Keywords: Women, School leavers, Careers, Germany

A nationwide initiative to broaden job opportunities for young women in Germany was launched on 1 May by the trade union federation DGB (Deutscher Gewerkschaftsbund). It announced what it called "Girls' Day" to make school-leavers aware of opportunities in careers outside the parameters artificially imposed for generations, and to draw in firms in more male-orientated employment to "come out" and show what girls can do.

"`Girls' Day' will give our young women the possibility of getting to know how to shape a fruitful and lucrative career in new avenues", said DGB vice-chairman Ursula Engelen-Kefer, as she launched the programme in Berlin. She said that for so many girls there are still so many openings in the kind of job that does not pay well and offers an uncertain future. More than half of all female apprentices pick from a range of about ten kinds of career, including inevitably shop sales and hairdressing.

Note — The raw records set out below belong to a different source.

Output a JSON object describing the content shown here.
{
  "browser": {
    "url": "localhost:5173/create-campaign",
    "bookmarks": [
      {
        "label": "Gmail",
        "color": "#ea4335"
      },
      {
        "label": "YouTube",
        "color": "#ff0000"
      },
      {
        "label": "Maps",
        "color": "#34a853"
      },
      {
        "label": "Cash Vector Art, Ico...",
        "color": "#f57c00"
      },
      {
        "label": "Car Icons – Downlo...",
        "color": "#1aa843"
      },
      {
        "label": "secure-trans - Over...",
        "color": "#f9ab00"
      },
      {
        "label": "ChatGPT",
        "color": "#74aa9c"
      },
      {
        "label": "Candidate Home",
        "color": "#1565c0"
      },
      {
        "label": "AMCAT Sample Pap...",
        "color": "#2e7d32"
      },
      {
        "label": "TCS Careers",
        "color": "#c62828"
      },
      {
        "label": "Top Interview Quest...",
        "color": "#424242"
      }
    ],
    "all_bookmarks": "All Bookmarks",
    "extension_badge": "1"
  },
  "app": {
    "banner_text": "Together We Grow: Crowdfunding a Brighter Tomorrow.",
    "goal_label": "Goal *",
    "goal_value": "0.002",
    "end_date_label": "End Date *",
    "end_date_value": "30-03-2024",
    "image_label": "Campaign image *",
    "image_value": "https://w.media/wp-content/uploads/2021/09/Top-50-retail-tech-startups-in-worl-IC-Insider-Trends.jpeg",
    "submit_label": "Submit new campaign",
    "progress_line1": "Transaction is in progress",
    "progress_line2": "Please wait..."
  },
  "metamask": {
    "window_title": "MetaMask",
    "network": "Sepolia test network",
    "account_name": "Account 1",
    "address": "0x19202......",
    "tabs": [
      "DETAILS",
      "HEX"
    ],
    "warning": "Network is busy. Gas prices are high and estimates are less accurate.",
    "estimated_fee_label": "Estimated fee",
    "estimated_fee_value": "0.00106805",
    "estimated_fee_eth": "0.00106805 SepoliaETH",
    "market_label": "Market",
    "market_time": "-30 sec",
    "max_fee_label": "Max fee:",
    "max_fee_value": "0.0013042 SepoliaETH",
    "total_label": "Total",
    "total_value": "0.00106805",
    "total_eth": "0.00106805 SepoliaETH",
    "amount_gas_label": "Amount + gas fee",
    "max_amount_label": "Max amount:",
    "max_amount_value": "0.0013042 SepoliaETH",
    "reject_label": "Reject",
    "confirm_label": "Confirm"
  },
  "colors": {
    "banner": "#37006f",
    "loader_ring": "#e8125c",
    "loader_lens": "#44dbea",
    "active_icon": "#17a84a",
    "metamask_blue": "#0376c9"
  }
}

Top target for new openings in the "Girls' Day" initiative programme throughout this year is the IT and communications sector, where the motivation is twofold: offering young women new kinds of well-paid work, and helping to meet what is already a growing skills shortage, anyway. Business leaders, trade associations and research centres are being called in to give support and promote seminars. The response is already such that "Girls' Day" is to be set up every year on 1 May.